Taking it a step further, the science of colour has now been applied to our own personal brands, with scientists claiming that what we wear does indeed matter, as different colours convey different messages. Research shows that we make our first impressions about someone in less than a tenth of a second. Colours play a primary role in this impression, including whether we are viewed as trustworthy.

Business Insider used colour theory to compile a list of the best and worst colours to wear to work, listing the best colours for the office as:

  1. Green – Associated with safety, harmony and money.
  2. Blue – Symbolic of truth and wisdom. Also known for its calming effect making you seem cool, calm and collected.
  3. Brown – Representative of stability, however often seen as a masculine colour. This is a good colour for women to wear to work to enhance their credibility.
  4. Black– Elegant, thinning and conveys seriousness and professionalism.

Whilst the worst colours were:

  1. Yellow – Stimulates joy which can be over energizing for the office.
  2. Grey – Implies the wearer is passive and bland.
  3. Red – Connotations with aggression and passion

What is striking from this research is that the colours considered to be calming, stable and serious are often considered traditionally male colours, whilst traditionally female colours have connotations of instability, passion and expressive emotions.

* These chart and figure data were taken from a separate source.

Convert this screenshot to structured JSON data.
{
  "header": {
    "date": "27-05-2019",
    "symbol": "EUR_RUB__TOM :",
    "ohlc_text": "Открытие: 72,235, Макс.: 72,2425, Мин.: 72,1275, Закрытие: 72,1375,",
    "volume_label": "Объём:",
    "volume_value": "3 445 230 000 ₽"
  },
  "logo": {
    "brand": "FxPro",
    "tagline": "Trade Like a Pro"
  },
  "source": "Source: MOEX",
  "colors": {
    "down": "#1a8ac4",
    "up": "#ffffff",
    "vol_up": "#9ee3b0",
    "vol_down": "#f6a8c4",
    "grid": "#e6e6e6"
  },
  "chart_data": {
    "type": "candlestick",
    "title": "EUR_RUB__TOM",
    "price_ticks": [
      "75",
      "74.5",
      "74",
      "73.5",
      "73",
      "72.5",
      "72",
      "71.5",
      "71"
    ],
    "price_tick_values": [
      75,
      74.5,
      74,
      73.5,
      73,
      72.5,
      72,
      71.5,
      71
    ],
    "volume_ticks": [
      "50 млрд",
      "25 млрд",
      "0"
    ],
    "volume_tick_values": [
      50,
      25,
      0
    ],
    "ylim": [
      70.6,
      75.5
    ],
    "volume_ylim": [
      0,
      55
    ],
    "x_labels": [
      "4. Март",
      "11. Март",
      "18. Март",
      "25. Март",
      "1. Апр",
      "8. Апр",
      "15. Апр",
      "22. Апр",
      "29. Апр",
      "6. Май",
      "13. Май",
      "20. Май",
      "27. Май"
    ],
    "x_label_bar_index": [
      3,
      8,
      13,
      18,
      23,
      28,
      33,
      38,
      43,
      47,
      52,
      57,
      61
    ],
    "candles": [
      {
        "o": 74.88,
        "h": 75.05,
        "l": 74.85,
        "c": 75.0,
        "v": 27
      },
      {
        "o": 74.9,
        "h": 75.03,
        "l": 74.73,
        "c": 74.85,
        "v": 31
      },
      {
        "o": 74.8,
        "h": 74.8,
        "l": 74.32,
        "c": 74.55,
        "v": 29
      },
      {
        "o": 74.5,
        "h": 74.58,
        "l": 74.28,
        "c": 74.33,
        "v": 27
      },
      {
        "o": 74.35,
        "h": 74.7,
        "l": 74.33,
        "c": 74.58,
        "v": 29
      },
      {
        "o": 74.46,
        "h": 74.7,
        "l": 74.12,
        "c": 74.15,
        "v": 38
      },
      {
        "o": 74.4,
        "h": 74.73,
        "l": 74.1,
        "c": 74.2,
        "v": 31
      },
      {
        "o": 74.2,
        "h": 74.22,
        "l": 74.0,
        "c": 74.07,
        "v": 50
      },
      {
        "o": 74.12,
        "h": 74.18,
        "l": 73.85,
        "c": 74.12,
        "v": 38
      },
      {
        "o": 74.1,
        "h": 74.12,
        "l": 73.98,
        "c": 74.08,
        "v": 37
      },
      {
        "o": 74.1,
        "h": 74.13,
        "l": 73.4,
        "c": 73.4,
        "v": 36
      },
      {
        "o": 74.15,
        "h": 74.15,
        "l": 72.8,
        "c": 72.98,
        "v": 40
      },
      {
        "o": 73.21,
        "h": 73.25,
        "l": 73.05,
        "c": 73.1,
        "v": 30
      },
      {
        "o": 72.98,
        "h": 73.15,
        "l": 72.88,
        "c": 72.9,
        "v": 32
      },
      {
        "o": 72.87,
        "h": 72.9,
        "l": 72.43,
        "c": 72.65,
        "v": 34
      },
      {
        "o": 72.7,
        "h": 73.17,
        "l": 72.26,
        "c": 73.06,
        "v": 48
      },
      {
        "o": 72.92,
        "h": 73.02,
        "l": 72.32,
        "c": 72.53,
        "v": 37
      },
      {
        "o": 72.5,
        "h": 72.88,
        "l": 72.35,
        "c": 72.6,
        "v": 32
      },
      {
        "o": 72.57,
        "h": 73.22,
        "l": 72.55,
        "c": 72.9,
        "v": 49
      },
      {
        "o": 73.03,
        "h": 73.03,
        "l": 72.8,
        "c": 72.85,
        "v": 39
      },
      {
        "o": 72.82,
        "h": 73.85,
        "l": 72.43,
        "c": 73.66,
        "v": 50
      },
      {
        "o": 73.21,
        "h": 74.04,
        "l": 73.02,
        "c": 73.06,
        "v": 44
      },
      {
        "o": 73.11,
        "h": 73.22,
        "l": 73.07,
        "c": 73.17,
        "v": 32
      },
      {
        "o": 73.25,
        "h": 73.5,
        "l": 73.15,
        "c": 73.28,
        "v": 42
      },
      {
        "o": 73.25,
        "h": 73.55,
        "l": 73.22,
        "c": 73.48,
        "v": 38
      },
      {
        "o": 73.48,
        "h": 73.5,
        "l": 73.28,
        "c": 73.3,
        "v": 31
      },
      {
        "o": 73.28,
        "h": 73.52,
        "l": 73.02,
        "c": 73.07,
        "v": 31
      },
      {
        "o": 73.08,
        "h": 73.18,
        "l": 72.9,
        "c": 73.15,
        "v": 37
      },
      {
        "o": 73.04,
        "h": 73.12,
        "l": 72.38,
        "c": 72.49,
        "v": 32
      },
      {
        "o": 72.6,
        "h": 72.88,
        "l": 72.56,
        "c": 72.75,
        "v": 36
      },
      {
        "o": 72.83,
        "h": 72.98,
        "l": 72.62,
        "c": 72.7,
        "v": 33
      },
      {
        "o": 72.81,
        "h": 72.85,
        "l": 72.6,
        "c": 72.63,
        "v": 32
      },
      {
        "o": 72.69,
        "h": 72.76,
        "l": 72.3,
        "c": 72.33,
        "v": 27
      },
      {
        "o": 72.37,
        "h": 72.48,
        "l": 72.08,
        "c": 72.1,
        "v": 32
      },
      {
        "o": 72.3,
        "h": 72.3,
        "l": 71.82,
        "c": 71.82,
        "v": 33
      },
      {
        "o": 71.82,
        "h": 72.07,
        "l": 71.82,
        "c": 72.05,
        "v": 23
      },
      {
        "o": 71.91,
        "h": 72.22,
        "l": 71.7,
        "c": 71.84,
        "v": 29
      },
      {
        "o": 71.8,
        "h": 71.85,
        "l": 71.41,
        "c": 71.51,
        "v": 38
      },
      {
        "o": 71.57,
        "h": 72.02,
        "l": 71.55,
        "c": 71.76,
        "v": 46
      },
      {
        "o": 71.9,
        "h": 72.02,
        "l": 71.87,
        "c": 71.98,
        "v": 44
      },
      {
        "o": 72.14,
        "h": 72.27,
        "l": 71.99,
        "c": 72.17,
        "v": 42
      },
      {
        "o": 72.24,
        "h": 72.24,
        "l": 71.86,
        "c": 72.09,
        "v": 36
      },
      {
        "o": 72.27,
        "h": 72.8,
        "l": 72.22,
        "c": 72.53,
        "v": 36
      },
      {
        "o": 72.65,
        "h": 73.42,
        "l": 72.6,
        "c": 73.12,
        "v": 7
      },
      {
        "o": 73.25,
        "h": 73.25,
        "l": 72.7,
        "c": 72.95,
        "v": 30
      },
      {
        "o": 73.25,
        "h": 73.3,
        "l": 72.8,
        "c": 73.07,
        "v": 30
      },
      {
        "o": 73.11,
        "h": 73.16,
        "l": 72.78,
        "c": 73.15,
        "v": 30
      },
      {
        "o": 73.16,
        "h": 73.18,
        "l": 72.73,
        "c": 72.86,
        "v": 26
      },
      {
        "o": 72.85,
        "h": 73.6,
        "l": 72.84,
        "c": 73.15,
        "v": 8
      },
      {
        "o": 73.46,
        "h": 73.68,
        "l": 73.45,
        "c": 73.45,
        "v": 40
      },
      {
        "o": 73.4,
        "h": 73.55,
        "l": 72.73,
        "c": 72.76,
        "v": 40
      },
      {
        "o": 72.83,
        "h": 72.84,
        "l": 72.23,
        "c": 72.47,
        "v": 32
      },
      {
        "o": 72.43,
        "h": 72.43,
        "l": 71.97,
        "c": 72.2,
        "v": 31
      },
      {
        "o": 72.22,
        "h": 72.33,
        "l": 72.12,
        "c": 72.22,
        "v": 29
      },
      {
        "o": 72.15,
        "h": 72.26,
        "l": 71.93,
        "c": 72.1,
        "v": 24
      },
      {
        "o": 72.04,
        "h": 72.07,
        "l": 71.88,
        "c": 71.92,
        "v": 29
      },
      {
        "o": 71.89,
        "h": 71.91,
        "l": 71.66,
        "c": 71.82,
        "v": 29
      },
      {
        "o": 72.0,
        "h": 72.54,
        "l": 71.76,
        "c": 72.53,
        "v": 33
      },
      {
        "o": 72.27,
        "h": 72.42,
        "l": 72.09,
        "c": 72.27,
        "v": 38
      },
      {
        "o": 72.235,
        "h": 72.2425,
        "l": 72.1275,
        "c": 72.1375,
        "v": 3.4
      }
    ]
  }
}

Women in the office are often accused of being overly emotional and expressive whilst men are often seen as calm and collected helping to propel them into leadership positions. Colour theory may play a large part in this, and is perhaps the spark behind a growing market for corporate stylists. Employees often go to get “their colours done” as they become more senior, to aid in projecting the right image to both their staff and customers, and even to help them look younger.